*Photo by Vanilla Bear Films on Unsplash*

This post was also published in Towards Data Science on Medium

Boost your ML research by using this video event segmentation tool for qualitatively coding your video clips

Analyzing video recordings of human and animal behaviors has been a powerful tool for researchers across disciplines.

In recent years, computer vision and machine learning advances have greatly facilitated automated video analyses (e.g. object detection, facial expressions, poses). However, human inputs are still required to identify and label new event categories, interactions, or phenomena to analyze and train new models.

As a social psychology researcher, I spent a lot of time analyzing video recordings of social interactions. However, I was never satisfied with the video tools available for labeling and segmenting events (e.g. ELAN). Many tools were proprietary, require complex installations, and difficult to use (list of tools).

After years of searching, I finally built my own Video Event Segmentation Tool (VEST) that is free, open-source, customizable, and easy to use. Here is a tutorial on how to use VEST for your own research.

How to use VEST

1. Find the tool

VEST is accessible online through your web browser (e.g. Chrome, Safari, Edge). All you have to do is navigate to https://jinhyuncheong.com/vest/vest.html and you instantly have the tool in your hand (screenshot below).
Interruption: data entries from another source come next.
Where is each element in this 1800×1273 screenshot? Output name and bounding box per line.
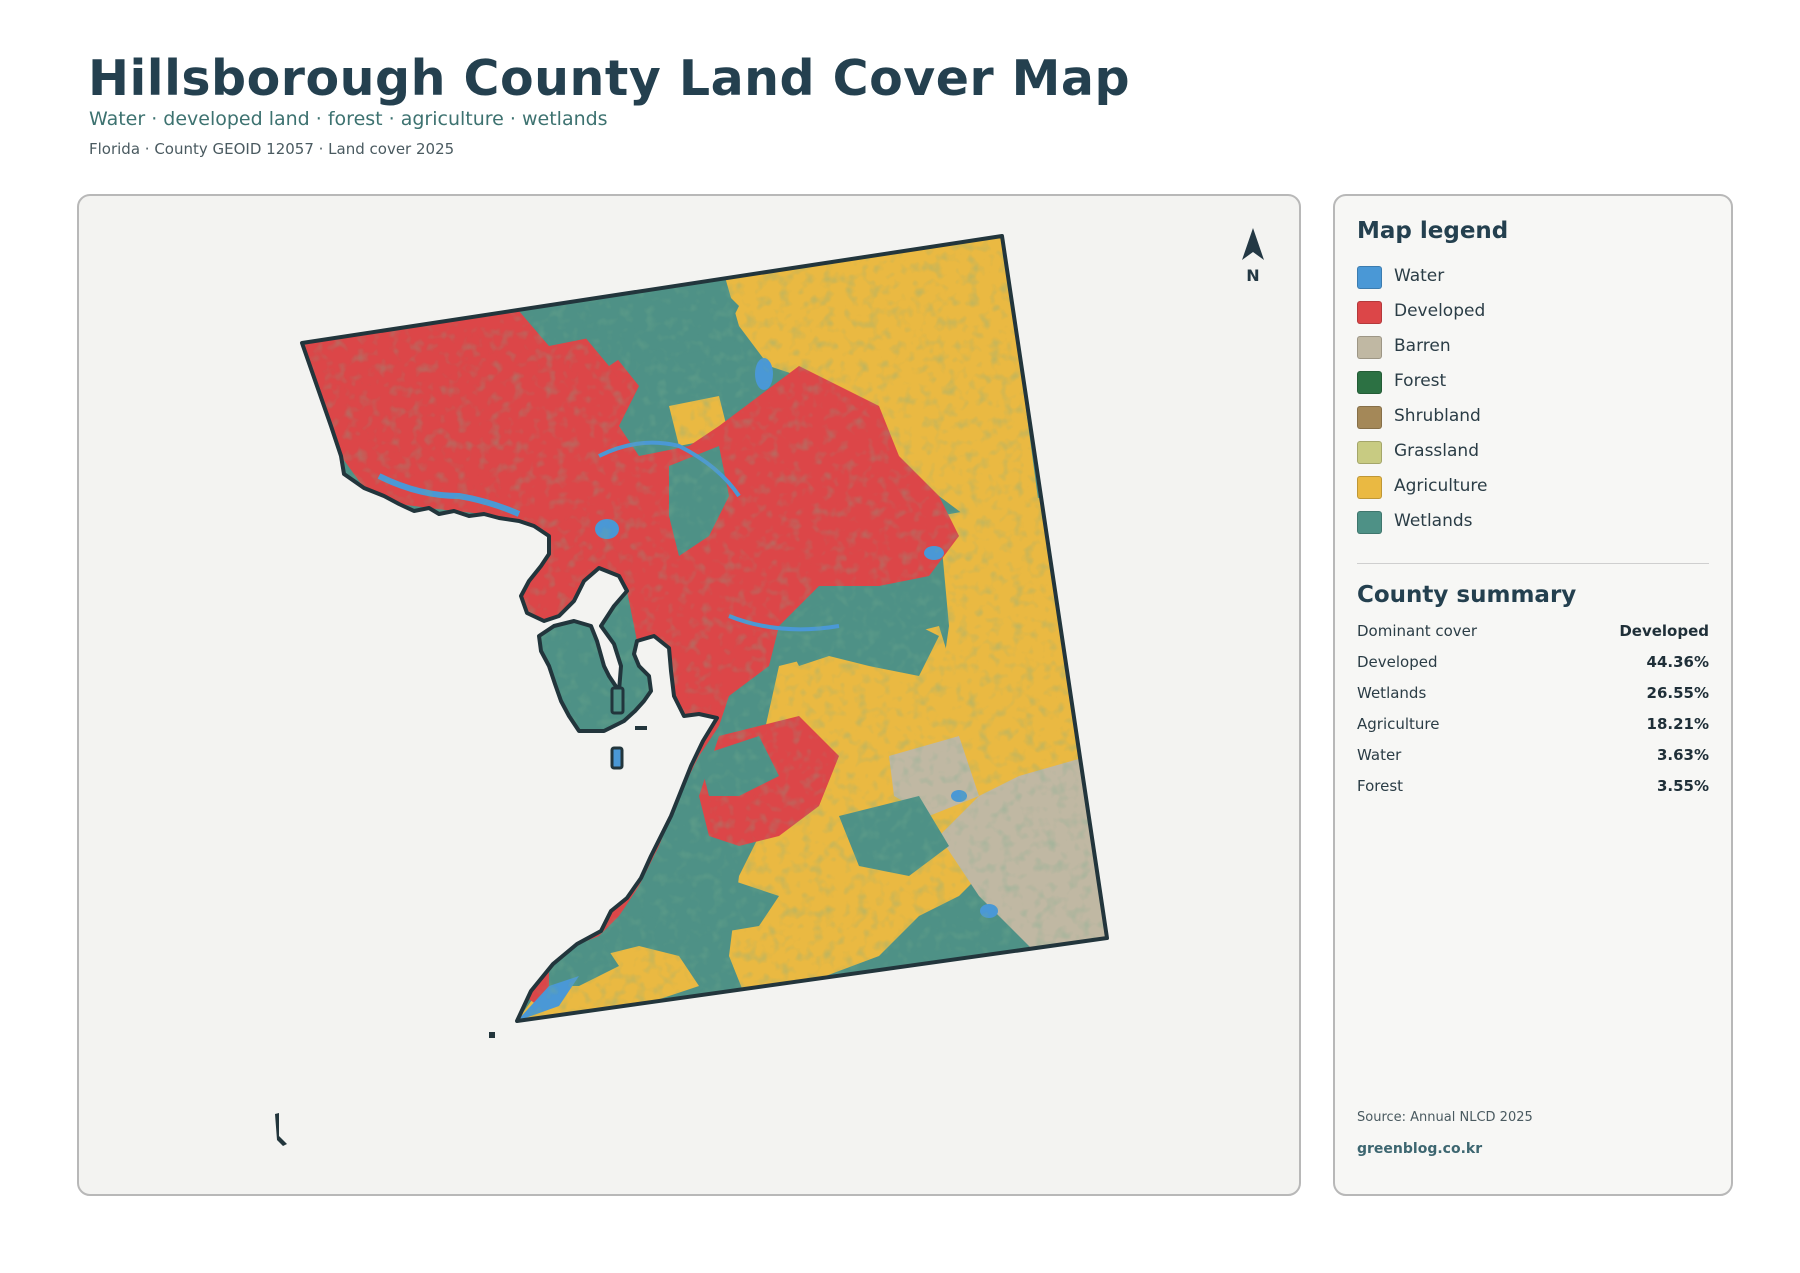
island-3 xyxy=(635,726,647,730)
north-arrow: N xyxy=(1231,226,1275,290)
north-arrow-icon xyxy=(1242,228,1264,260)
source-note: Source: Annual NLCD 2025 xyxy=(1357,1110,1533,1125)
land-cover-texture xyxy=(302,236,1107,1021)
legend-swatch xyxy=(1357,406,1382,429)
map-panel[interactable]: N xyxy=(77,194,1301,1196)
north-label: N xyxy=(1246,266,1260,285)
legend-swatch xyxy=(1357,371,1382,394)
island-2 xyxy=(610,746,624,770)
island-1 xyxy=(610,686,625,715)
land-cover-map[interactable] xyxy=(79,196,1299,1194)
legend-label: Barren xyxy=(1394,336,1451,356)
summary-row: Developed 44.36% xyxy=(1357,653,1709,684)
summary-value: 18.21% xyxy=(1646,715,1709,733)
legend-item-wetlands: Wetlands xyxy=(1357,511,1707,546)
summary-heading: County summary xyxy=(1357,582,1577,608)
summary-value: 44.36% xyxy=(1646,653,1709,671)
summary-row: Dominant cover Developed xyxy=(1357,622,1709,653)
legend-heading: Map legend xyxy=(1357,218,1509,244)
bay-islands xyxy=(275,686,647,1146)
legend-list: Water Developed Barren Forest Shrubland Grass… xyxy=(1357,266,1707,546)
legend-label: Grassland xyxy=(1394,441,1479,461)
legend-swatch xyxy=(1357,301,1382,324)
legend-label: Water xyxy=(1394,266,1445,286)
summary-row: Water 3.63% xyxy=(1357,746,1709,777)
summary-name: Forest xyxy=(1357,777,1404,795)
legend-item-agriculture: Agriculture xyxy=(1357,476,1707,511)
summary-name: Developed xyxy=(1357,653,1438,671)
legend-item-water: Water xyxy=(1357,266,1707,301)
page-meta: Florida · County GEOID 12057 · Land cove… xyxy=(89,140,455,158)
legend-item-shrubland: Shrubland xyxy=(1357,406,1707,441)
side-panel: Map legend Water Developed Barren Forest Shr… xyxy=(1333,194,1733,1196)
legend-swatch xyxy=(1357,336,1382,359)
legend-item-grassland: Grassland xyxy=(1357,441,1707,476)
legend-label: Agriculture xyxy=(1394,476,1488,496)
legend-label: Shrubland xyxy=(1394,406,1481,426)
page-title: Hillsborough County Land Cover Map xyxy=(88,50,1131,107)
page-subtitle: Water · developed land · forest · agricu… xyxy=(89,108,608,130)
legend-label: Wetlands xyxy=(1394,511,1473,531)
legend-label: Forest xyxy=(1394,371,1447,391)
legend-label: Developed xyxy=(1394,301,1486,321)
legend-swatch xyxy=(1357,441,1382,464)
legend-swatch xyxy=(1357,266,1382,289)
island-5 xyxy=(489,1032,495,1038)
summary-name: Agriculture xyxy=(1357,715,1440,733)
legend-item-barren: Barren xyxy=(1357,336,1707,371)
summary-value: 3.55% xyxy=(1656,777,1709,795)
summary-value: 26.55% xyxy=(1646,684,1709,702)
summary-table: Dominant cover Developed Developed 44.36% We… xyxy=(1357,622,1709,808)
summary-value: Developed xyxy=(1619,622,1709,640)
land-cover-layers xyxy=(302,236,1107,1021)
legend-item-developed: Developed xyxy=(1357,301,1707,336)
summary-row: Agriculture 18.21% xyxy=(1357,715,1709,746)
legend-swatch xyxy=(1357,476,1382,499)
panel-divider xyxy=(1357,563,1709,564)
legend-item-forest: Forest xyxy=(1357,371,1707,406)
website-link[interactable]: greenblog.co.kr xyxy=(1357,1141,1483,1157)
summary-value: 3.63% xyxy=(1656,746,1709,764)
summary-name: Wetlands xyxy=(1357,684,1427,702)
summary-row: Forest 3.55% xyxy=(1357,777,1709,808)
legend-swatch xyxy=(1357,511,1382,534)
island-4 xyxy=(275,1113,287,1146)
summary-name: Water xyxy=(1357,746,1402,764)
summary-row: Wetlands 26.55% xyxy=(1357,684,1709,715)
summary-name: Dominant cover xyxy=(1357,622,1478,640)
Video Event Segmentation Tool (VEST) in action. Tool consists a video player, audio waveform visualizer, and control panel to the right.

2. Load up your video

Once you have the website loaded, use the Choose file button to load your video. VEST uses Web Audio API and audio BBC’s peaks.js behind the scenes to visualize the audio waveforms from your video. This visualization helps you identify the start and stop of events with greater accuracy.

3. Set up your segment labels

Once your video is loaded, you can add the labels for your events of interest by using the Add segment buttons. This button will ask you to write out what the name of your event would be. For example, this could be Speaker 1 if you are simply segmenting when different speakers are talking (see bottom-left figure). Once you click submit, you’ll see that a button with your event label appear in the control panel on the right side of the screen (bottom-right figure). Now you can play the video and click the Speaker 1 button whenever you need to label that segment. You can finely adjust the start and stop times after adding the segment.

(left) Adding a event segmentation button. (right) Added button to the control panel. Images by author.

4. Save your annotations

Once you are done coding your video, you can download the results into a standard json file using the Download results button from the control panel. You can load the data file into any analysis language (e.g. R, Python). Here is a Python example which is also available as a Colab Notebook: https://gist.github.com/jcheong0428/785394bd3710e309790c1a99170d7da5:

import pandas as pd

def parse_vest_json(f):
  """Parse json output from VEST
  Args:
    f: path to VEST json output
  
  Returns:
    segmentations dataframe
    points dataframe
  """
  seg_df, pts_df = pd.DataFrame(), pd.DataFrame()

  df = pd.read_json(f, lines=True)
  seg_cols = [col for col in df.columns if 'segment' in col]
  _seg_df = df[seg_cols].dropna().T
  for rowix, row in _seg_df.iterrows():
      seg_df = pd.concat([seg_df, pd.DataFrame(row.values[0],index=[row.name])])

  pts_cols = [col for col in df.columns if 'point' in col]
  _pts_df = df[pts_cols].dropna().T
  for rowix, row in _pts_df.iterrows():
      pts_df = pd.concat([pts_df, pd.DataFrame(row.values[0], index=[row.name])])
  return seg_df, pts_df


path_to_file = "/content/segmentation_results.json"
seg_df, pts_df = parse_vest_json(f=path_to_file)
display(seg_df, pts_df)

FAQs

Waveforms are too small. Use the Amplitude scale to increase the size of the waveform. You can also use the Zoom in or Zoom out button to adjust the temporal width of the waveform that is visualized.
My audio isn’t loading. It might take a few seconds for your audio to be extracted from your video for it to be visualized. Naturally, longer videos take a longer time to extract the audio. If you still don’t see it, please open an issue.
I have a long video, what should I do? VEST does not have a backend server. This means any progress will be lost if you close your browser. Therefore I highly recommend you save frequently when you are working on a long video.
How do I customize the tool? VEST is open source so you can access the source code at https://github.com/jcheong0428/vest. You can clone the repository and run the webpage locally with any modifications you wish.
I want to give feedback on the tool. I would LOVE to get your feedback on how the tool can be improved. Please note that the tool is meant to be quite basic so that it’s flexible and easy to use. Nonetheless, any suggestions or bug reports are welcome through the project repository or Twitter.

I hope you find VEST useful in your next video analysis project. Looking forward to all the cool new analyses and machine learning models that will be built in the future!

Just to recap, use the video event segmentation tool here: https://jinhyuncheong.com/vest/vest.html

And the repository here: https://github.com/jcheong0428/vest